I have heard from some plans that they relish the flexibility that ambiguity grants them to “sail closer to the wind” when it comes to policy decisions regarding HCC coding. It permits them to harvest more diagnoses and the revenue that they bring, which does all kinds of good things for maintaining rich plan benefits and lower premiums to compete in the market. Isn’t that a good thing? Well, maybe not.
When it comes to walking it all back from the charts in a contract level RADV audit, what will the failure rate be when the tally is done? CMS has yet to announce the long-promised extrapolation penalty and the FFS benchmark, so are these plans betting that (a) they will not be tagged among the 30 MAOs audited each year, or (b) even if they are among those being audited, their validation failure rate will not compare so badly to the presumed FFS benchmark?
The stakes around these policy decisions have recently escalated, however. HHS has published a schedule of estimated levels of improper payments for Part C of Medicare Advantage in 2014 amounting to $12.2B or 9% of total payments. On Part D, this is estimated at 3.3%, adding up to $1.9B. The aim is to recover this amount of money from the MA and Part D plans. https://paymentaccuracy.gov/tabular-data/projected-by-program/237
In contrast to previous statements by CMS regarding the plan for RADV extrapolation, it appears that these figures presume no FFS benchmarks to dampen the error rate by comparison. It seems that any chart validation error is an overpayment and, consequently, needs to be recovered. Here is a point of divergence between the HHS OIG and the CMS program, which has enormous financial implications for MA plans: zero tolerance for any chart audit discrepancy. That is what the industry had originally feared: the “nuclear option” for extrapolation, which would be financially catastrophic.
Next, consider the Department of Justice enforcement actions taken against a physician in Florida contracted with Humana, charged with bilking the risk adjustment system by deliberately upcoding diagnoses for his Humana members. This action puts into perspective the fact that the providers originating the patient encounters are also at risk for False Claims Act prosecution based upon their contributions to an erroneous flow of data factored into health plan risk scores.
At the healthplan level, we have to find ways to achieve the most accurate snapshots of our members’ health conditions without overstating them and thereby running risks of stepping out-of-bounds on compliance.

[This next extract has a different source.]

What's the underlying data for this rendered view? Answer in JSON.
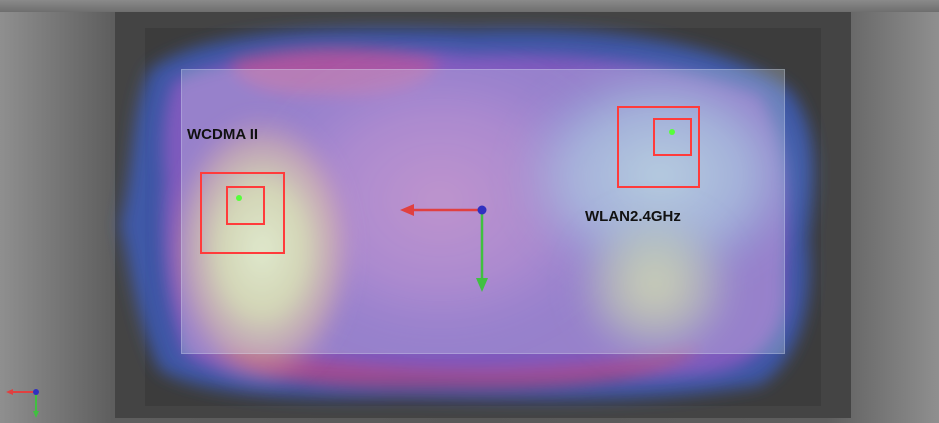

We use “RADV” as code for this particular worry now. Yet given the additional emerging issues above, it is no longer limited to risk exposure under a CMS contract level RADV audit: the scope and scale of these risks has dramatically expanded. The OIG can conduct their own independent RADV audits.
We operate in an area with certain ambiguities require decisions that draw bright lines where none really exist. When push comes to shove as to what combination of diagnostic codes and specific chart documentation will actually pass muster under RADV audit conditions, we enter into a very gray zone. While training by CMS in the past has outlined the general framework of what is and is not acceptable, we often find ourselves at a loss for clarity when we get into the particulars. For example, at RISE, we hear an ongoing debate about where and when past medical history is acceptable and under what circumstances. CMS has steered clear of giving guidance on specific instances, instead referring to ICD-9 guidelines and The Coding Clinic for interpretative support. But even so, these resources have not provided the definitive answers to some of the nitty gritty “for instances”. This resulting ambiguity creates the proverbial vacuum which nature abhors, and on a plan-by-plan basis, our policy decisions attempt to fill. Consequently, when asked, coders from different firms around the country are all over the map on what they would and would not accept for retro-chart audits.
My argument is that this ambiguous situation creates a lot of confusion, at a minimum, but it also invites those that are more risk tolerant to drag the whole industry across a line that the OIG and DOJ might be happy to draw. I suggest that, if we can land on more concrete guidance about what will ultimately validate under a RADV audit, we would benefit as an industry and the specter of large scale payment recovery efforts would be lifted. Essentially, we should all be on the same page, including the OIG and DOJ. I suggest that the time for convergence is now.